Tu les exploses, avec le front, avec le nez, avec les dents, c'est facile, et à ce moment-là, ça te fait rire. T'es le plus fort !

Et puis un jour tu comprends. Toi, elles peuvent pas t'emmener, t'es trop gros, t'es trop lourd, c'est que tes rêves qu'elles enlèvent.

Si tu veux qu'elles s'envolent, si tu veux partir avec elles, faut regarder, pas toucher.

Alors là tu te dis que c'est pareil, t'as que le droit de regarder.

Alors tu regardes. C'est trop beau. Évidemment que ça peut pas être pour toi.

Y a jamais rien eu pour toi ou que pour te briser.


Et puis non, t'as voulu y croire, en tout cas essayer. Demander à redevenir un môme, pas longtemps, le temps d'un rêve. T'as allongé le bras, doucement, tendu un doigt tremblant, comme fait le gamin pour montrer le jouet dans le magasin à Noël.

Et ça s'est posé dessus. Sur ton doigt ! Ton doigt à toi ! La bulle s'est posée, elle n'a pas éclaté. Tu regardes autour, mais t'es seul avec la bulle. T'es seul avec ta bulle qui te sourit, qui te prend dans ses bras, qui s'enroule autour de toi, qui te serre, qui t'enserre, qui te mange. Ses jambes autour de ta taille tu la sens pas, c'est léger une bulle. Elle a ses coudes sur tes épaules, ta tête dans ses mains.

Et son regard transperce le tien.

Tu sais plus où t'es, tu sais plus qui t'es, t'as les bras en croix, tes mains loin d'elle, si tu la touches, elle éclate, elle disparaît.

Alors ne rien faire, se laisser mener, regretter de ne pas savoir prier, fermer les yeux, s'envoler avec elle.

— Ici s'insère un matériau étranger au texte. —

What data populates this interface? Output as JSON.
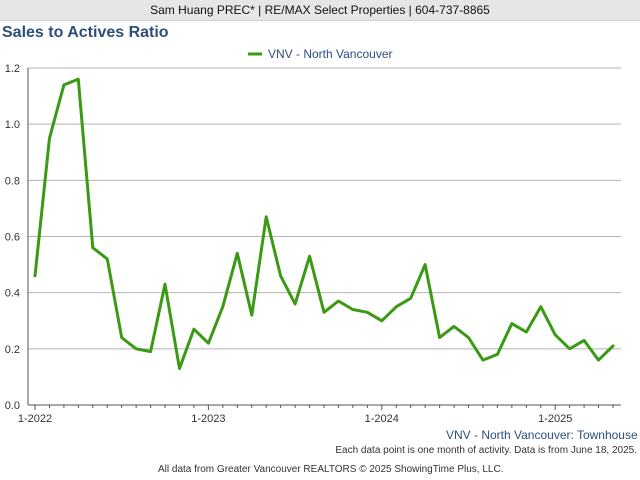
{
  "header": {
    "agent_line": "Sam Huang PREC* | RE/MAX Select Properties | 604-737-8865"
  },
  "colors": {
    "series": "#3a9a14",
    "title": "#2d4f7c",
    "grid": "#b5b5b5",
    "header_bg": "#e6e6e6"
  },
  "chart_data": {
    "type": "line",
    "title": "Sales to Actives Ratio",
    "subtitle": "VNV - North Vancouver: Townhouse",
    "xlabel": "",
    "ylabel": "",
    "ylim": [
      0,
      1.2
    ],
    "yticks": [
      "0.0",
      "0.2",
      "0.4",
      "0.6",
      "0.8",
      "1.0",
      "1.2"
    ],
    "xticks": [
      "1-2022",
      "1-2023",
      "1-2024",
      "1-2025"
    ],
    "legend_position": "top-center",
    "grid": "horizontal",
    "x": [
      "1-2022",
      "2-2022",
      "3-2022",
      "4-2022",
      "5-2022",
      "6-2022",
      "7-2022",
      "8-2022",
      "9-2022",
      "10-2022",
      "11-2022",
      "12-2022",
      "1-2023",
      "2-2023",
      "3-2023",
      "4-2023",
      "5-2023",
      "6-2023",
      "7-2023",
      "8-2023",
      "9-2023",
      "10-2023",
      "11-2023",
      "12-2023",
      "1-2024",
      "2-2024",
      "3-2024",
      "4-2024",
      "5-2024",
      "6-2024",
      "7-2024",
      "8-2024",
      "9-2024",
      "10-2024",
      "11-2024",
      "12-2024",
      "1-2025",
      "2-2025",
      "3-2025",
      "4-2025",
      "5-2025"
    ],
    "series": [
      {
        "name": "VNV - North Vancouver",
        "values": [
          0.46,
          0.95,
          1.14,
          1.16,
          0.56,
          0.52,
          0.24,
          0.2,
          0.19,
          0.43,
          0.13,
          0.27,
          0.22,
          0.35,
          0.54,
          0.32,
          0.67,
          0.46,
          0.36,
          0.53,
          0.33,
          0.37,
          0.34,
          0.33,
          0.3,
          0.35,
          0.38,
          0.5,
          0.24,
          0.28,
          0.24,
          0.16,
          0.18,
          0.29,
          0.26,
          0.35,
          0.25,
          0.2,
          0.23,
          0.16,
          0.21
        ]
      }
    ]
  },
  "footer": {
    "note": "Each data point is one month of activity. Data is from June 18, 2025.",
    "source": "All data from Greater Vancouver REALTORS © 2025 ShowingTime Plus, LLC."
  }
}
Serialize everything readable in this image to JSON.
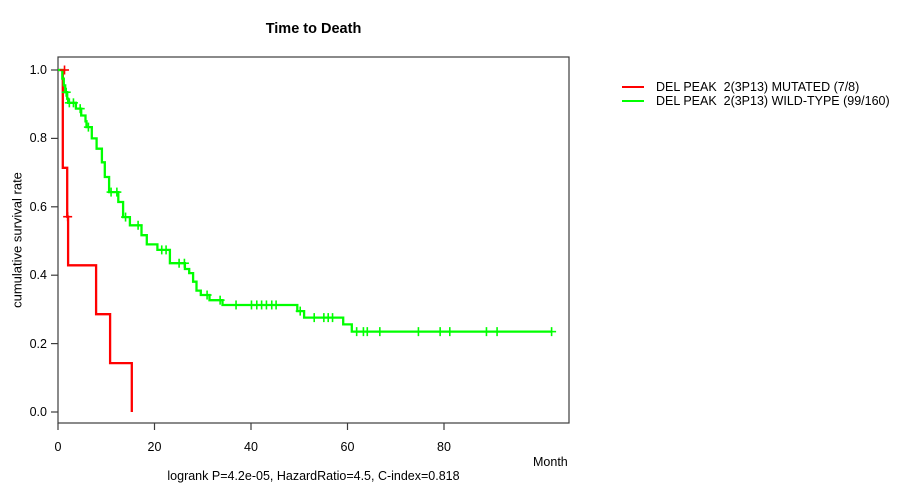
{
  "figure": {
    "background": "#ffffff",
    "frame_color": "#3c3c3c",
    "text_color": "#000000"
  },
  "chart_data": {
    "type": "line",
    "subtype": "kaplan-meier-step-curve",
    "title": "Time to Death",
    "xlabel": "Month",
    "ylabel": "cumulative survival rate",
    "annotation": "logrank P=4.2e-05, HazardRatio=4.5, C-index=0.818",
    "xlim": [
      0,
      105.9
    ],
    "ylim": [
      0,
      1
    ],
    "grid": false,
    "legend_position": "outside-top-right",
    "xticks": {
      "values": [
        0,
        20,
        40,
        60,
        80
      ],
      "labels": [
        "0",
        "20",
        "40",
        "60",
        "80"
      ]
    },
    "yticks": {
      "values": [
        0,
        0.2,
        0.4,
        0.6,
        0.8,
        1
      ],
      "labels": [
        "0.0",
        "0.2",
        "0.4",
        "0.6",
        "0.8",
        "1.0"
      ]
    },
    "series": [
      {
        "name": "DEL PEAK  2(3P13) MUTATED (7/8)",
        "color": "#ff0000",
        "steps": [
          [
            0,
            1.0
          ],
          [
            1.0,
            1.0
          ],
          [
            1.0,
            0.714
          ],
          [
            1.9,
            0.714
          ],
          [
            1.9,
            0.571
          ],
          [
            2.1,
            0.571
          ],
          [
            2.1,
            0.429
          ],
          [
            7.9,
            0.429
          ],
          [
            7.9,
            0.286
          ],
          [
            10.8,
            0.286
          ],
          [
            10.8,
            0.143
          ],
          [
            15.3,
            0.143
          ],
          [
            15.3,
            0.0
          ]
        ],
        "censor_marks": [
          [
            1.35,
            1.0
          ],
          [
            2.0,
            0.571
          ]
        ]
      },
      {
        "name": "DEL PEAK  2(3P13) WILD-TYPE (99/160)",
        "color": "#00ff00",
        "steps": [
          [
            0,
            1.0
          ],
          [
            0.9,
            1.0
          ],
          [
            0.9,
            0.975
          ],
          [
            1.2,
            0.975
          ],
          [
            1.2,
            0.955
          ],
          [
            1.5,
            0.955
          ],
          [
            1.5,
            0.935
          ],
          [
            1.9,
            0.935
          ],
          [
            1.9,
            0.916
          ],
          [
            2.1,
            0.916
          ],
          [
            2.1,
            0.904
          ],
          [
            3.7,
            0.904
          ],
          [
            3.7,
            0.887
          ],
          [
            4.8,
            0.887
          ],
          [
            4.8,
            0.867
          ],
          [
            5.7,
            0.867
          ],
          [
            5.7,
            0.85
          ],
          [
            5.9,
            0.85
          ],
          [
            5.9,
            0.833
          ],
          [
            7.0,
            0.833
          ],
          [
            7.0,
            0.8
          ],
          [
            8.0,
            0.8
          ],
          [
            8.0,
            0.77
          ],
          [
            9.1,
            0.77
          ],
          [
            9.1,
            0.73
          ],
          [
            9.7,
            0.73
          ],
          [
            9.7,
            0.687
          ],
          [
            10.6,
            0.687
          ],
          [
            10.6,
            0.643
          ],
          [
            12.5,
            0.643
          ],
          [
            12.5,
            0.614
          ],
          [
            13.5,
            0.614
          ],
          [
            13.5,
            0.57
          ],
          [
            14.9,
            0.57
          ],
          [
            14.9,
            0.546
          ],
          [
            17.3,
            0.546
          ],
          [
            17.3,
            0.517
          ],
          [
            18.4,
            0.517
          ],
          [
            18.4,
            0.49
          ],
          [
            20.6,
            0.49
          ],
          [
            20.6,
            0.474
          ],
          [
            23.2,
            0.474
          ],
          [
            23.2,
            0.435
          ],
          [
            26.3,
            0.435
          ],
          [
            26.3,
            0.418
          ],
          [
            27.2,
            0.418
          ],
          [
            27.2,
            0.406
          ],
          [
            28.0,
            0.406
          ],
          [
            28.0,
            0.381
          ],
          [
            28.7,
            0.381
          ],
          [
            28.7,
            0.355
          ],
          [
            29.6,
            0.355
          ],
          [
            29.6,
            0.342
          ],
          [
            31.4,
            0.342
          ],
          [
            31.4,
            0.327
          ],
          [
            34.1,
            0.327
          ],
          [
            34.1,
            0.313
          ],
          [
            49.6,
            0.313
          ],
          [
            49.6,
            0.295
          ],
          [
            51.0,
            0.295
          ],
          [
            51.0,
            0.276
          ],
          [
            59.1,
            0.276
          ],
          [
            59.1,
            0.256
          ],
          [
            60.9,
            0.256
          ],
          [
            60.9,
            0.235
          ],
          [
            102.3,
            0.235
          ]
        ],
        "censor_marks": [
          [
            1.7,
            0.935
          ],
          [
            2.35,
            0.904
          ],
          [
            3.2,
            0.904
          ],
          [
            4.6,
            0.887
          ],
          [
            6.3,
            0.833
          ],
          [
            11.0,
            0.643
          ],
          [
            12.2,
            0.643
          ],
          [
            14.0,
            0.57
          ],
          [
            16.6,
            0.546
          ],
          [
            21.5,
            0.474
          ],
          [
            22.4,
            0.474
          ],
          [
            25.1,
            0.435
          ],
          [
            26.2,
            0.435
          ],
          [
            30.9,
            0.342
          ],
          [
            33.6,
            0.327
          ],
          [
            36.9,
            0.313
          ],
          [
            40.1,
            0.313
          ],
          [
            41.2,
            0.313
          ],
          [
            42.2,
            0.313
          ],
          [
            43.2,
            0.313
          ],
          [
            44.3,
            0.313
          ],
          [
            45.2,
            0.313
          ],
          [
            50.2,
            0.295
          ],
          [
            53.1,
            0.276
          ],
          [
            55.1,
            0.276
          ],
          [
            56.0,
            0.276
          ],
          [
            56.9,
            0.276
          ],
          [
            61.9,
            0.235
          ],
          [
            63.3,
            0.235
          ],
          [
            64.1,
            0.235
          ],
          [
            66.7,
            0.235
          ],
          [
            74.7,
            0.235
          ],
          [
            79.2,
            0.235
          ],
          [
            81.2,
            0.235
          ],
          [
            88.8,
            0.235
          ],
          [
            91.0,
            0.235
          ],
          [
            102.3,
            0.235
          ]
        ]
      }
    ]
  }
}
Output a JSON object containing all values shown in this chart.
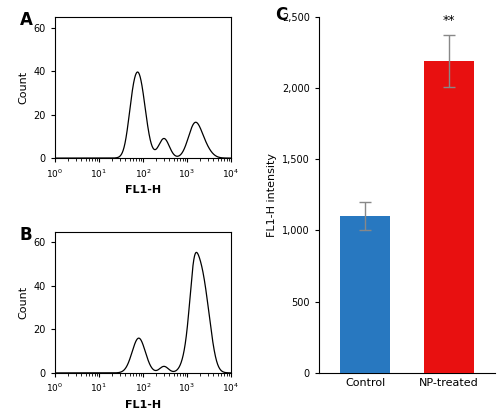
{
  "panel_A": {
    "label": "A",
    "xlabel": "FL1-H",
    "ylabel": "Count",
    "ylim": [
      0,
      65
    ],
    "yticks": [
      0,
      20,
      40,
      60
    ]
  },
  "panel_B": {
    "label": "B",
    "xlabel": "FL1-H",
    "ylabel": "Count",
    "ylim": [
      0,
      65
    ],
    "yticks": [
      0,
      20,
      40,
      60
    ]
  },
  "panel_C": {
    "label": "C",
    "ylabel": "FL1-H intensity",
    "categories": [
      "Control",
      "NP-treated"
    ],
    "values": [
      1100,
      2190
    ],
    "errors": [
      100,
      180
    ],
    "colors": [
      "#2878c0",
      "#e81010"
    ],
    "ylim": [
      0,
      2500
    ],
    "yticks": [
      0,
      500,
      1000,
      1500,
      2000,
      2500
    ],
    "ytick_labels": [
      "0",
      "500",
      "1,000",
      "1,500",
      "2,000",
      "2,500"
    ],
    "annotation": "**"
  }
}
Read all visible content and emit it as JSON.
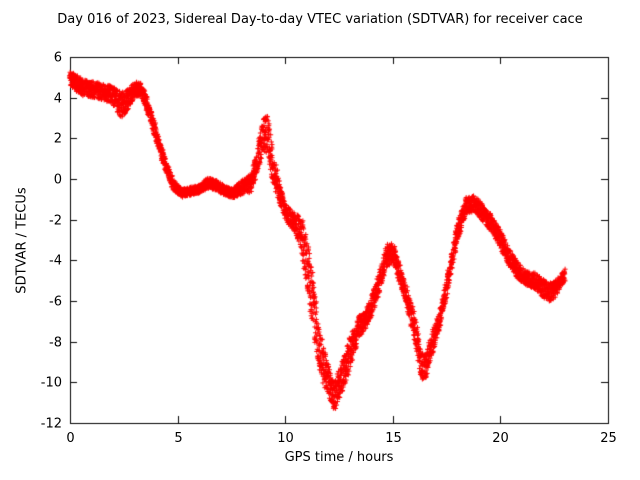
{
  "chart_data": {
    "type": "scatter",
    "title": "Day 016 of 2023, Sidereal Day-to-day VTEC variation (SDTVAR) for receiver cace",
    "xlabel": "GPS time / hours",
    "ylabel": "SDTVAR / TECUs",
    "xlim": [
      0,
      25
    ],
    "ylim": [
      -12,
      6
    ],
    "xticks": [
      0,
      5,
      10,
      15,
      20,
      25
    ],
    "yticks": [
      -12,
      -10,
      -8,
      -6,
      -4,
      -2,
      0,
      2,
      4,
      6
    ],
    "grid": false,
    "legend": "none",
    "background": "#ffffff",
    "axis_color": "#000000",
    "series": [
      {
        "name": "SDTVAR",
        "color": "#ff0000",
        "marker": "plus",
        "points": [
          [
            0.0,
            5.0,
            0.7
          ],
          [
            0.3,
            4.7,
            0.8
          ],
          [
            0.6,
            4.5,
            0.8
          ],
          [
            1.0,
            4.4,
            0.8
          ],
          [
            1.5,
            4.3,
            0.8
          ],
          [
            2.0,
            4.1,
            0.9
          ],
          [
            2.4,
            3.6,
            1.3
          ],
          [
            2.7,
            3.9,
            1.0
          ],
          [
            3.0,
            4.4,
            0.8
          ],
          [
            3.3,
            4.4,
            0.6
          ],
          [
            3.6,
            3.6,
            0.7
          ],
          [
            4.0,
            2.2,
            0.7
          ],
          [
            4.4,
            0.8,
            0.6
          ],
          [
            4.8,
            -0.3,
            0.5
          ],
          [
            5.2,
            -0.7,
            0.4
          ],
          [
            5.6,
            -0.6,
            0.4
          ],
          [
            6.0,
            -0.5,
            0.4
          ],
          [
            6.4,
            -0.2,
            0.5
          ],
          [
            6.8,
            -0.3,
            0.5
          ],
          [
            7.2,
            -0.6,
            0.5
          ],
          [
            7.6,
            -0.7,
            0.5
          ],
          [
            8.0,
            -0.4,
            0.7
          ],
          [
            8.4,
            -0.2,
            0.9
          ],
          [
            8.7,
            0.8,
            1.3
          ],
          [
            9.0,
            2.2,
            1.7
          ],
          [
            9.2,
            2.0,
            2.2
          ],
          [
            9.4,
            0.8,
            1.8
          ],
          [
            9.7,
            -0.5,
            1.1
          ],
          [
            10.0,
            -1.6,
            0.8
          ],
          [
            10.4,
            -2.1,
            0.9
          ],
          [
            10.8,
            -2.8,
            1.8
          ],
          [
            11.0,
            -4.2,
            2.4
          ],
          [
            11.3,
            -6.0,
            2.6
          ],
          [
            11.6,
            -8.5,
            2.1
          ],
          [
            12.0,
            -10.0,
            1.6
          ],
          [
            12.3,
            -10.7,
            1.3
          ],
          [
            12.6,
            -9.8,
            1.6
          ],
          [
            13.0,
            -8.6,
            1.6
          ],
          [
            13.4,
            -7.3,
            1.1
          ],
          [
            13.7,
            -7.0,
            0.9
          ],
          [
            14.0,
            -6.3,
            0.9
          ],
          [
            14.4,
            -5.0,
            1.0
          ],
          [
            14.7,
            -3.8,
            1.1
          ],
          [
            15.0,
            -3.6,
            1.0
          ],
          [
            15.3,
            -4.6,
            0.9
          ],
          [
            15.6,
            -5.6,
            0.9
          ],
          [
            16.0,
            -7.3,
            1.3
          ],
          [
            16.3,
            -9.0,
            1.5
          ],
          [
            16.5,
            -9.3,
            1.3
          ],
          [
            16.8,
            -8.2,
            1.1
          ],
          [
            17.2,
            -6.8,
            0.9
          ],
          [
            17.6,
            -4.8,
            0.9
          ],
          [
            18.0,
            -2.6,
            0.9
          ],
          [
            18.4,
            -1.3,
            0.8
          ],
          [
            18.8,
            -1.2,
            0.8
          ],
          [
            19.2,
            -1.7,
            0.8
          ],
          [
            19.6,
            -2.2,
            0.8
          ],
          [
            20.0,
            -3.0,
            0.9
          ],
          [
            20.4,
            -3.8,
            0.9
          ],
          [
            20.8,
            -4.5,
            0.8
          ],
          [
            21.2,
            -4.9,
            0.7
          ],
          [
            21.6,
            -5.0,
            0.8
          ],
          [
            22.0,
            -5.4,
            0.9
          ],
          [
            22.4,
            -5.6,
            0.9
          ],
          [
            22.7,
            -5.2,
            0.7
          ],
          [
            23.0,
            -4.7,
            0.6
          ]
        ]
      }
    ]
  }
}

Ferme les yeux, elle va t'emporter.


Elle a posé ses lèvres sur ton oreille et murmuré « Aide-moi, le Gros ».


J'avais touché le gros lot, j'ai pas su le prendre.

Ces choses-là ça s'apprend tout petit.

La caresse c'est pas inné.

La donner comme la recevoir.

Si t'as pas appris.

Si t'as pas appris, tu sais pas accepter ce qui t'est offert.

La confiance non plus c'est pas inné.

Pas possible.

Maintenant c'est trop tard, fallait être plus rapide.

J'pourrai plus apprendre.

Pourtant j'aurais pu avec elle, c'était dans ses yeux, couleur de thé vert.

Avec elle je suis sûr, au bout du quai, c'était la plage.

Avec elle, c'était déjà l'autre côté de la mer, les îles aux saveurs épicées, comme y en a qui disent.

Avec elle, c'était demain.


La bulle a gémi et tout doucement glissé le long de mon corps, ses bras le long de mes bras, ses ongles tentant vainement de s'accrocher.

Pourquoi ?

C'est pas moi qui l'ai touchée.

Je vous jure !

Même pas osé. Même pas eu le temps d'y rêver.

J'ai levé les yeux.

J'ai vu la fine moustache d'un gominé qui souriait. La bulle aurait dû éclater avec le long couteau qu'il lui avait planté dans le dos mais elle s'est blottie à mes pieds, comme un petit chat confiant, dans une large flaque sombre.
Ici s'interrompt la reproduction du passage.